Scraping Paginated APIs with Queues
Easily scalable with multiple queue workers. Jobs can be rate limited. Failures can be retried.
Inspired by Using Generators for Pagination, this is a look at how you could handle consuming paginated records from an API using Laravel’s queues.
(new GetInvoicesRequest($httpClient))->dispatch();
Why Queues?
- Easily scalable with multiple queue workers, could process a ton of pages in the just a few seconds.
- Jobs can be rate limited to avoid hitting 429 status codes.
- Job failures can be retried in the event that it doesn’t complete for some reason.

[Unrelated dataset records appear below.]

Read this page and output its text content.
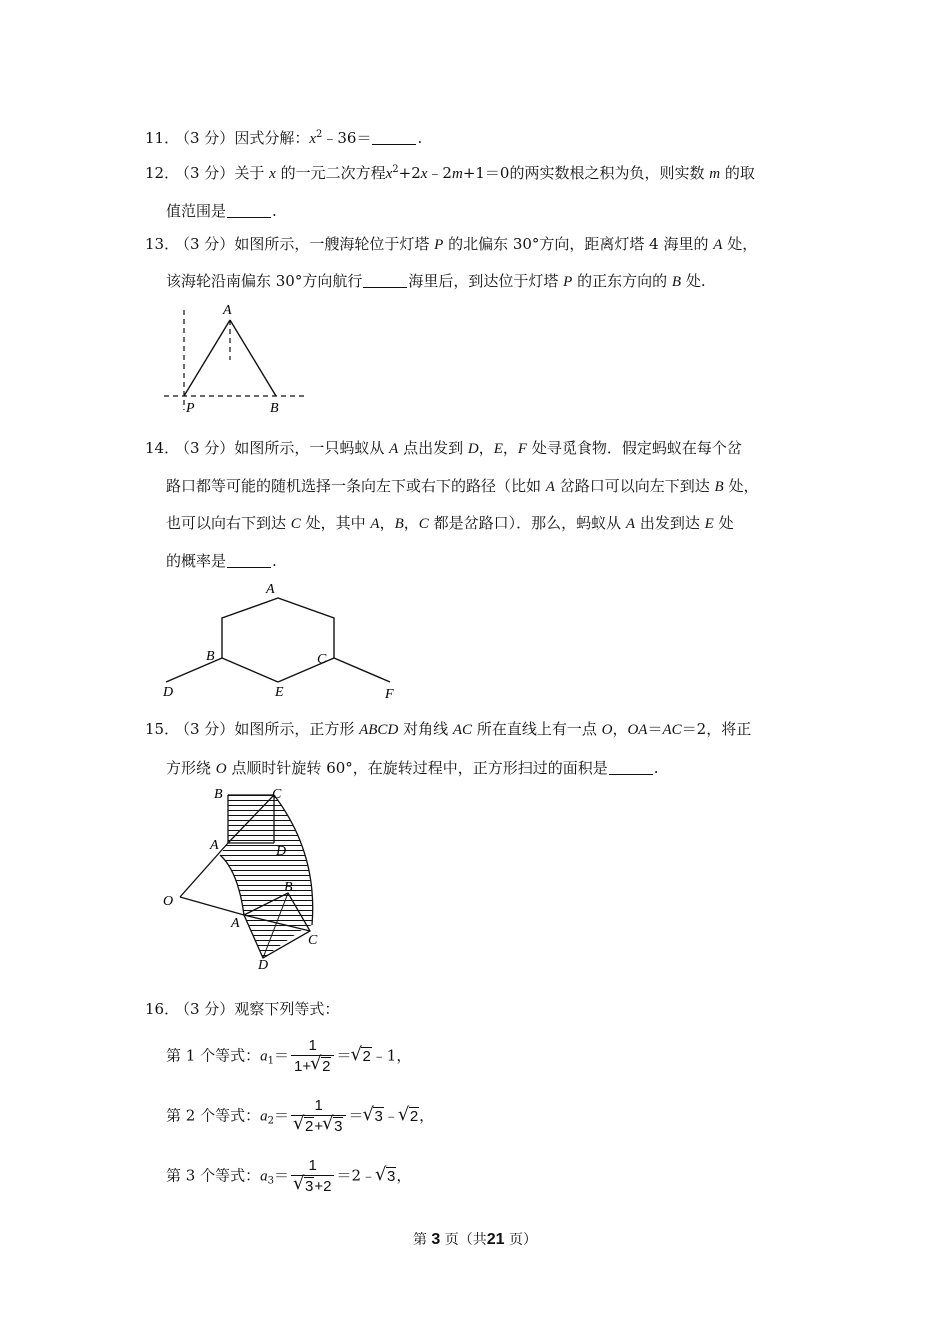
11．
（3 分）因式分解：$x^2﹣36=$	.
12．
（3 分）关于 x 的一元二次方程$x^2+2x﹣2m+1=0$的两实数根之积为负，则实数 m 的取
值范围是	.
13．
（3 分）如图所示，一艘海轮位于灯塔 P 的北偏东 30°方向，距离灯塔 4 海里的 A 处，
该海轮沿南偏东 30°方向航行	海里后，到达位于灯塔 P 的正东方向的 B 处.
A
P	B
14．
（3 分）如图所示，一只蚂蚁从 A 点出发到 D，E，F 处寻觅食物．假定蚂蚁在每个岔
路口都等可能的随机选择一条向左下或右下的路径（比如 A 岔路口可以向左下到达 B 处，
也可以向右下到达 C 处，其中 A，B，C 都是岔路口）．那么，蚂蚁从 A 出发到达 E 处
的概率是	.
A
B	C
D	E	F
15．
（3 分）如图所示，正方形 ABCD 对角线 AC 所在直线上有一点 O，OA＝AC＝2，将正
方形绕 O 点顺时针旋转 60°，在旋转过程中，正方形扫过的面积是	.
B	C
A	D
O
B
A
C
D
16．
（3 分）观察下列等式：
第 1 个等式：$a_1= \frac{1}{1+ √ 2}$ ＝ √ 2﹣1，
第 2 个等式：$a_2= 1$
√ 2+ √ 3 ＝ √ 3﹣ √ 2，
第 3 个等式：$a_3= 1$
√ 3+2 ＝2﹣ √ 3，
第 3 页（共21 页）
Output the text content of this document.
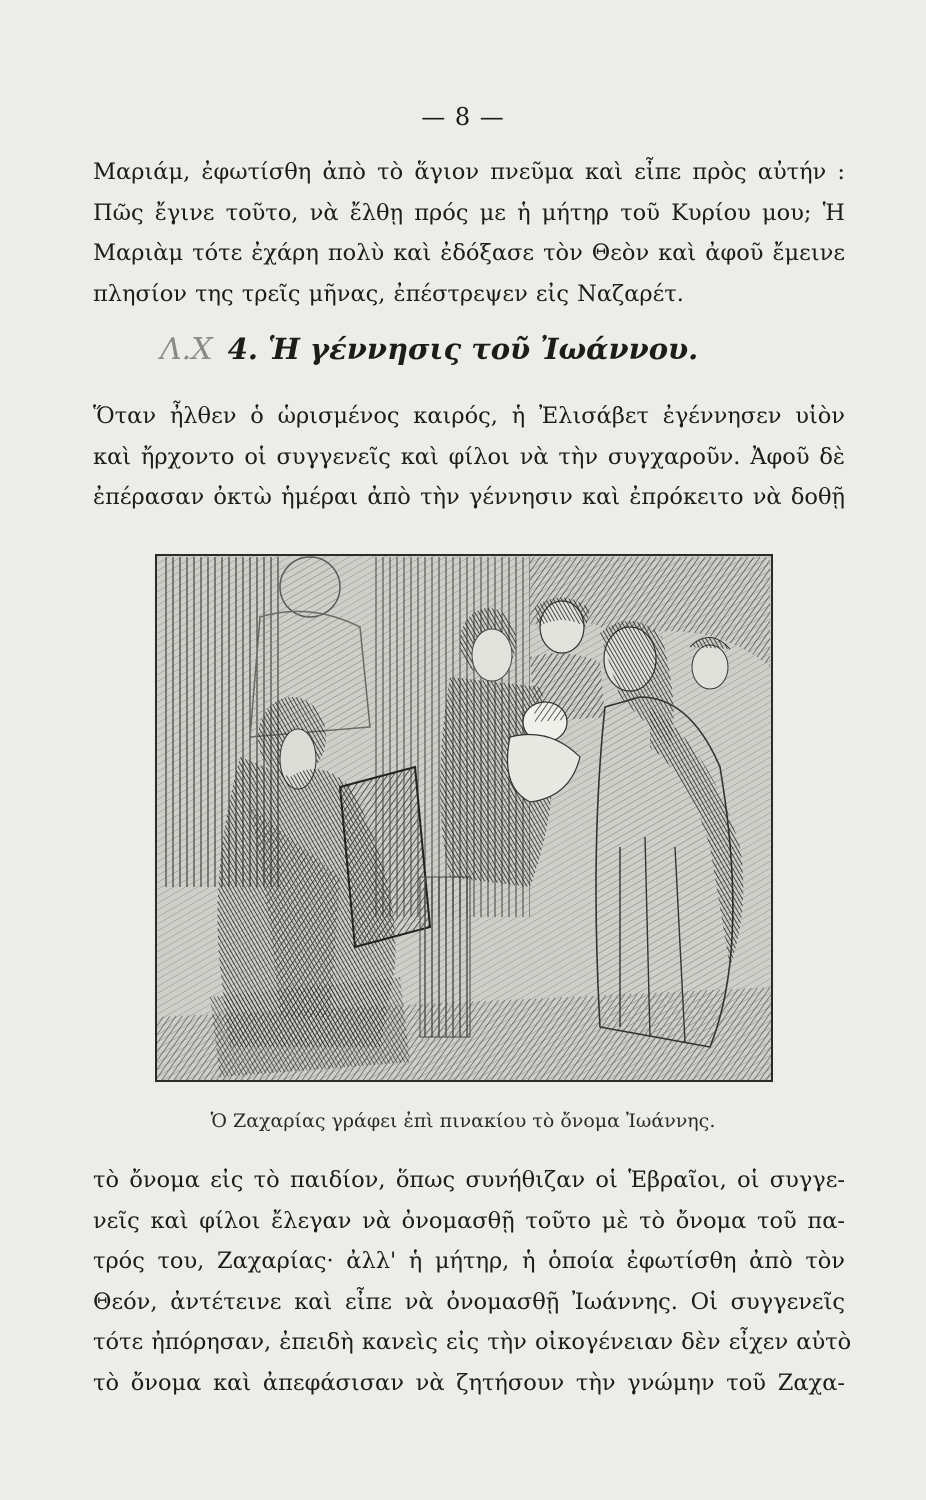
— 8 —

Μαριάμ, ἐφωτίσθη ἀπὸ τὸ ἅγιον πνεῦμα καὶ εἶπε πρὸς αὐτήν :
Πῶς ἔγινε τοῦτο, νὰ ἔλθῃ πρός με ἡ μήτηρ τοῦ Κυρίου μου; Ἡ
Μαριὰμ τότε ἐχάρη πολὺ καὶ ἐδόξασε τὸν Θεὸν καὶ ἀφοῦ ἔμεινε
πλησίον της τρεῖς μῆνας, ἐπέστρεψεν εἰς Ναζαρέτ.

Λ.Χ 4. Ἡ γέννησις τοῦ Ἰωάννου.

Ὅταν ἦλθεν ὁ ὡρισμένος καιρός, ἡ Ἐλισάβετ ἐγέννησεν υἱὸν
καὶ ἤρχοντο οἱ συγγενεῖς καὶ φίλοι νὰ τὴν συγχαροῦν. Ἀφοῦ δὲ
ἐπέρασαν ὀκτὼ ἡμέραι ἀπὸ τὴν γέννησιν καὶ ἐπρόκειτο νὰ δοθῇ

Ὁ Ζαχαρίας γράφει ἐπὶ πινακίου τὸ ὄνομα Ἰωάννης.

τὸ ὄνομα εἰς τὸ παιδίον, ὅπως συνήθιζαν οἱ Ἑβραῖοι, οἱ συγγε-
νεῖς καὶ φίλοι ἔλεγαν νὰ ὀνομασθῇ τοῦτο μὲ τὸ ὄνομα τοῦ πα-
τρός του, Ζαχαρίας· ἀλλ' ἡ μήτηρ, ἡ ὁποία ἐφωτίσθη ἀπὸ τὸν
Θεόν, ἀντέτεινε καὶ εἶπε νὰ ὀνομασθῇ Ἰωάννης. Οἱ συγγενεῖς
τότε ἠπόρησαν, ἐπειδὴ κανεὶς εἰς τὴν οἰκογένειαν δὲν εἶχεν αὐτὸ
τὸ ὄνομα καὶ ἀπεφάσισαν νὰ ζητήσουν τὴν γνώμην τοῦ Ζαχα-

- Jobs can be batched so that current progress can be determined.
- Spread the workload out among many jobs to avoid long-running processes (if running on AWS, for example).
How?
There are two ways you could go with this. Both of them would have a job that looks something like this:
class GetInvoicesJob implements ShouldQueue
{
use Queueable;
use Batchable;
use Dispatchable;
public function __construct(
public int $page = 1
) {
}
public function handle(GetInvoicesRequest $request)
{
$response = $request->page($this->page)->send();
// do something with $response
// like update the database
}
}
The handle method could resolve the request from the service container. Then build and send the request. Then do some important thing with the response.
Batch All Jobs Up Front
If you know how many total records there are, you could create all the jobs up front.
class GetInvoicesRequest
{
public function dispatch(): Batch
{
return Bus::batch([
new GetInvoicesJob(page: 1),
new GetInvoicesJob(page: 2),
new GetInvoicesJob(page: 3),
// and so on...
])->then(function (Batch $batch) {
// completed successfully...
})->catch(function (Batch $batch, Throwable $e) {
// failure detected...
})->finally(function (Batch $batch) {
// finished executing...
})
->name(self::class)
->dispatch();
}
}
Each Job Dispatches the Next
If the total count is unknown, or if you don’t want to have the overhead of getting the count, you could make each job check if there is another page and then dispatch a job for it.
class GetInvoicesRequest
{
public function dispatch(): PendingDispatch
{
return GetInvoicesJob::dispatch(page: 1);
}
}
Then inside the job handler you’d have something like this:
class GetInvoicesJob implements ShouldQueue
{
use Queueable;
use Batchable;
use Dispatchable;
public function __construct(
public int $page = 1
) {
}
public function handle(GetInvoicesRequest $request)
{
$response = $request->page($this->page)->send();
// do something with $response
// like update the database
if ($response->hasMorePages()) {
static::dispatch(page: $this->page + 1);
}
}
}
Conclusion
I tend to like the batching method better because jobs finish faster and you can interrogate the batch to determine progress. But I’ve used both of these methods on real projects with success.
So, what do you think? Have you used queues for something like this?